Between 1944 and 1950, upwards of 45 million Pomeranians, Prussians, and Silesians were ethnically cleansed from Communist occupied territories. Up to 2.5 million died and it is widely regarded, among those who know about it, as the largest forced migration in human history. My grandfather died during the ethnic cleansing and the remaining family settled in East Germany, but my father was among the 14 million people who managed to cross the Iron Curtain into West Germany. In 1952 he was scouted by the British government to emigrate to Canada, doing so with only a suitcase of his worldly goods.

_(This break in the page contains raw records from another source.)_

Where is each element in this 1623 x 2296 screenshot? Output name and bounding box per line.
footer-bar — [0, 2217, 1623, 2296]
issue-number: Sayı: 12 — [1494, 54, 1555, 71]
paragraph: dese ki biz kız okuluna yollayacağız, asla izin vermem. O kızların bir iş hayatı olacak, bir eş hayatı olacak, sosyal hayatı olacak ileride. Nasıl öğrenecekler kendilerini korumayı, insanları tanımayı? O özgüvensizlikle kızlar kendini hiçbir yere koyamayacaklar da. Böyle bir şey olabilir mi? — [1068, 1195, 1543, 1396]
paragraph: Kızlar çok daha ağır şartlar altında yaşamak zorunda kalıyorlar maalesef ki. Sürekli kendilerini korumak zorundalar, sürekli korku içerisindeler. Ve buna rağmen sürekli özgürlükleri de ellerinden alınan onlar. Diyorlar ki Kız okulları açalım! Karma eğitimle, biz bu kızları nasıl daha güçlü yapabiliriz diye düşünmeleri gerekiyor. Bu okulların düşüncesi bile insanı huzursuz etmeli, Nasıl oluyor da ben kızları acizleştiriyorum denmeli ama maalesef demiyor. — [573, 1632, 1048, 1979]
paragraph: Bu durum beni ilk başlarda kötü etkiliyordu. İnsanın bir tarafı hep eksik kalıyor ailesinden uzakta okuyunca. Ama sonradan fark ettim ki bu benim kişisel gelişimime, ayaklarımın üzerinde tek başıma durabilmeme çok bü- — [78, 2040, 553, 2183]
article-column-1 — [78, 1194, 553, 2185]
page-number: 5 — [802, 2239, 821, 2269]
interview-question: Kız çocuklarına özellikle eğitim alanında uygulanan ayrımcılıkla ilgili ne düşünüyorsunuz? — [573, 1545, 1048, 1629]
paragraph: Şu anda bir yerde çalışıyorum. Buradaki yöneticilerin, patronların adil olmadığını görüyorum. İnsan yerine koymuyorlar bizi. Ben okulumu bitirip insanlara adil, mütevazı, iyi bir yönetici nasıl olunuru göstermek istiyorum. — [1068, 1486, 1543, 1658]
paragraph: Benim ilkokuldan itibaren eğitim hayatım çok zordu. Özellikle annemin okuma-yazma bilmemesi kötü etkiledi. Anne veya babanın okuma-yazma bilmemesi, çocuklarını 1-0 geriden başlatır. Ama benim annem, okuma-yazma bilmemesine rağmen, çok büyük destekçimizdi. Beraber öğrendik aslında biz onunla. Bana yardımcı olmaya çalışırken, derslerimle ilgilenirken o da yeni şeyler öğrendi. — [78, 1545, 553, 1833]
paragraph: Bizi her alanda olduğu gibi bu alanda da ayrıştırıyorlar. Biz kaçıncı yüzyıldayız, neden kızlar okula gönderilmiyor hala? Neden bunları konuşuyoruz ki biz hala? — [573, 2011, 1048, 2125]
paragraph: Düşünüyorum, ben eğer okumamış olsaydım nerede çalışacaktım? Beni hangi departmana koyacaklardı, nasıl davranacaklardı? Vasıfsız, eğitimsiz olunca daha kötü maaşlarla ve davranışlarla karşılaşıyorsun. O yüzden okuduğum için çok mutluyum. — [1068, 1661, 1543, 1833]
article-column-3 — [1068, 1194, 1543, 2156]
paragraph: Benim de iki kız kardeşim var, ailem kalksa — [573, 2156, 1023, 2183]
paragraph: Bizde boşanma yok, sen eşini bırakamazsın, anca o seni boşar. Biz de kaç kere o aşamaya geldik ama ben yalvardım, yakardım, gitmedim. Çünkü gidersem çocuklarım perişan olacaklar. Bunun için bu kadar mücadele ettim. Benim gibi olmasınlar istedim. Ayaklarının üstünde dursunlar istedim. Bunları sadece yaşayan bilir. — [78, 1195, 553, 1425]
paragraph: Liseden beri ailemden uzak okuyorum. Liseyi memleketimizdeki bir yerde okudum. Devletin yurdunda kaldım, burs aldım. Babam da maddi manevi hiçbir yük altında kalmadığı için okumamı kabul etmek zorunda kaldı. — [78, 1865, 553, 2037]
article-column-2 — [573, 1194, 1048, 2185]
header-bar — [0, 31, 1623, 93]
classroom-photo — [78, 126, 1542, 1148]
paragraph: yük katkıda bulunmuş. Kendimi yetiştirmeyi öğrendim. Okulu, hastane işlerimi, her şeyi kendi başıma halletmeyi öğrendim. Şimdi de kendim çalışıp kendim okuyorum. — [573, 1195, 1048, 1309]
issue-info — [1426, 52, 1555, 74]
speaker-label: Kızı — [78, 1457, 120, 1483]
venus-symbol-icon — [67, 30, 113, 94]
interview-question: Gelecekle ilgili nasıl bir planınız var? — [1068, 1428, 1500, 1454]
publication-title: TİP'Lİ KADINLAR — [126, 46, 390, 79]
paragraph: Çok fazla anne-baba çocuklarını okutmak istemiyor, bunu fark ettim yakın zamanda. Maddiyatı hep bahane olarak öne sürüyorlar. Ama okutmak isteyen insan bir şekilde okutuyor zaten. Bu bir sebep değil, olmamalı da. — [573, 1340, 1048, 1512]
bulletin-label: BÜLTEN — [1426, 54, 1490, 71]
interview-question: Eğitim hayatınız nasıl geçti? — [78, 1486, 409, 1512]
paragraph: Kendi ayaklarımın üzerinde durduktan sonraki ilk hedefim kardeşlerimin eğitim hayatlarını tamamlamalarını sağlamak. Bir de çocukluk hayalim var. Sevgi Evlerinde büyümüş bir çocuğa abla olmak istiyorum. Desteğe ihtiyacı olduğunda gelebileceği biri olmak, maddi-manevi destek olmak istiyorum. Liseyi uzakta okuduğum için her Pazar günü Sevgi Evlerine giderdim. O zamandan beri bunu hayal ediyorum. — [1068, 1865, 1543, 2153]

During one of our museum school programs on immigration, my wife told my father’s story. A student’s hand shot up. He was a child recently arrived from Syria, at the height of the refugee crisis. Excitedly this young, Iraqi-born Muslim boy exclaimed that my Caucasian, Christian father’s story was just like his. His own family had to keep moving from one country to another through the Middle East avoiding unrest and terrorism until they finally found refuge in Canada. He was amazed to hear a story so much like his own, from so long ago, of such a superficially different person. He heard that Canada’s story is his story.
Despite entirely different characteristics of race, religion, age, and ethnicity, we were able to make a connection through a universal story. Making connections and emphasizing what we share while fostering respect for our differences and building common ground through common stories is a powerful and exciting role that museums and museum educators can play.